Закончился март месяц. Начинался теплый апрель. За грачами вернулись в родные земли скворцы. Вернулись с зимовок аисты, принеся на своих широких крыльях наконец-то устойчивое весеннее тепло. Природа медленно просыпалась от зимнего сна. В переговорах, не принесших никакого успеха ни одной из сторон, наступил длительный перерыв, а войне пришло продолжение. Хованский же, как его и просили, вновь собирался напасть на Кмитича. Московский князь радовался! Вынужденный простой его изрядно измотал, как и его желдаков, безуспешно рыскающих по им же опустошенной округе в поиске еды и вина. Однако такие поиски зачастую завершались трагически для московитов — их позже находили перебитыми либо повешенными партизанами, которые все еще не перевелись в округе, несмотря на кажущийся разгром отряда Багрова. Бывали и другие причины, что особенно пугали московитов. Так, разграбив все в Дятлово, ратники Хованского отправились в расположенное неподалеку на северном берегу Западной Двины Кривое Село.
— Нечисто там. Лешаки живут. Не ходили бы, — говорил Хованскому местный древний дед, но московский воевода и слушать не хотел. В Кривое Село был послан вооруженный отряд в триста человек татар и стрельцов, чтобы добыть съестных запасов в нетронутой войной веске. Проходя через местный лес, отряд как в воду канул. В лес вошел, а из лесу не вышел никто. Партизаны?
— Нет тут никаких партизан, — объясняли жители из местных хуторов второму отряду уже в четыреста человек, высланному на поиски первого, — наш человек сей лес стороной обходит, ибо лес кривой, за что и назвали веску так.
— Что значит кривой? — спрашивал недоверчиво сотник.
— Нечистый. Лешак людей в нем морочит, — говорил местный дед, — человек может пробыть там три дня, а самому ему покажется, что пару часов всего пробыл. Иной войдет туда да и не выйдет вовсе, как ваши. Словно дыра в том лесу, как от платья прохудившегося. Пропащее место. Люди там пропадали и раньше. Бывало выйдет человек из леса и диву дается — вышел не там, не с той стороны, словно за десять или пятнадцать минут десять верст прошел. Но такого, чтобы три сотни человек с мушкетами сгинули, еще пока не было! Видать лешак вашего брата не жалует. Берегитесь.
Испуганные московиты повернули назад, не решившись пересекать заколдованный лес. Объезжать же его также было делом непростым и долгим.

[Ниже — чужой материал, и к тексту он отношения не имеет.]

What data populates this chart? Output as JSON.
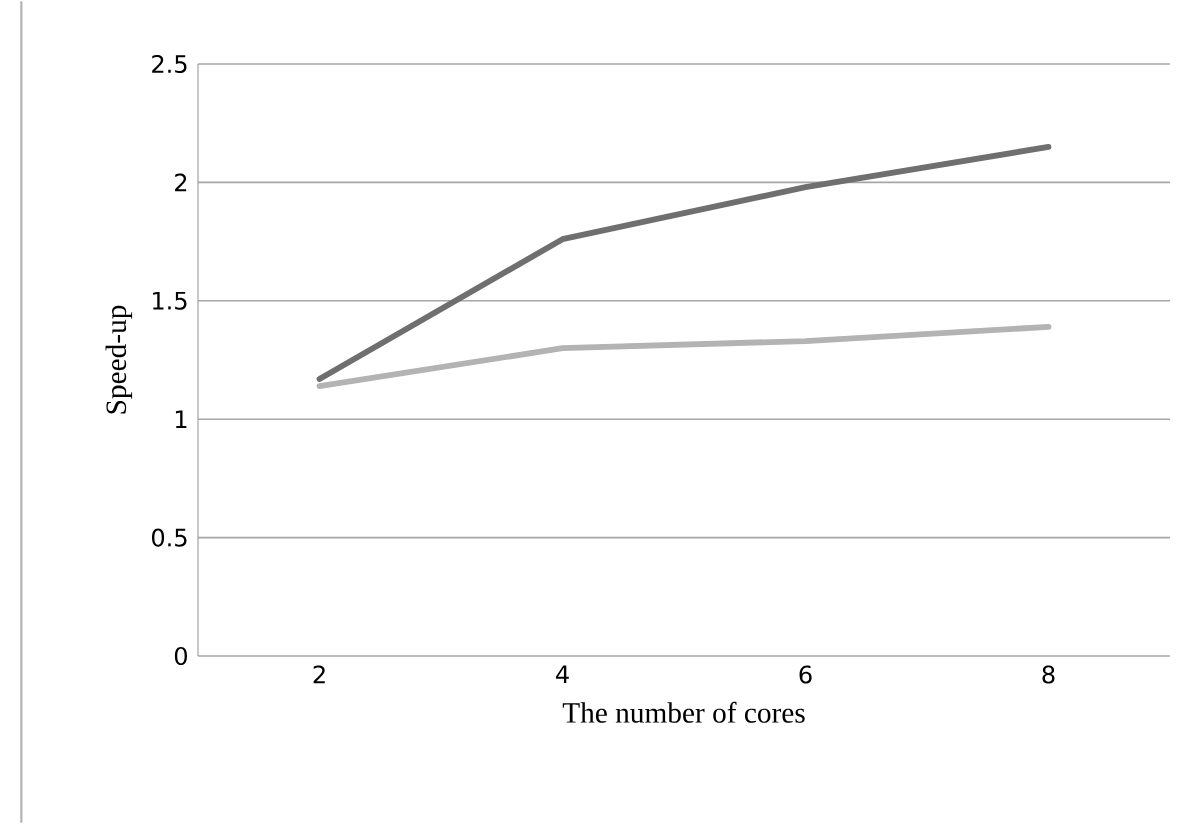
{
  "chart_data": {
    "type": "line",
    "xlabel": "The number of cores",
    "ylabel": "Speed-up",
    "categories": [
      "2",
      "4",
      "6",
      "8"
    ],
    "series": [
      {
        "color": "#6f6f6f",
        "values": [
          1.17,
          1.76,
          1.98,
          2.15
        ]
      },
      {
        "color": "#b3b3b3",
        "values": [
          1.14,
          1.3,
          1.33,
          1.39
        ]
      }
    ],
    "ylim": [
      0,
      2.5
    ],
    "yticks": [
      0,
      0.5,
      1,
      1.5,
      2,
      2.5
    ],
    "grid": "y",
    "marker": "none",
    "line_style": "solid"
  }
}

Хованский был в шоке. У него пропал большой отряд, как будто после серьезного кровопролитного боя! Еще пару таких фуражных экспедиций, и его силы сравняются с силами Кмитича! Напуганный московский воевода стал отводить войско к Витебску вдоль раскисшего от талого снега берега Западной Двины.
Впрочем, подход казаков Черкасского сулил Хованскому новую победу над его извечным соперником. Теперь его силы превышали неприятеля в три раза — почти десять тысяч против двух с половиной.
Ну, а из-под знатного местечка князя Острожского Смоляны с юга Витебского воеводства к Кмитичу шло еще две тысячи ратных людей из дивизии Паца. Но даже с учетом этого подкрепления силы Кмитича под Витебском уступали более чем вдвое Хованскому.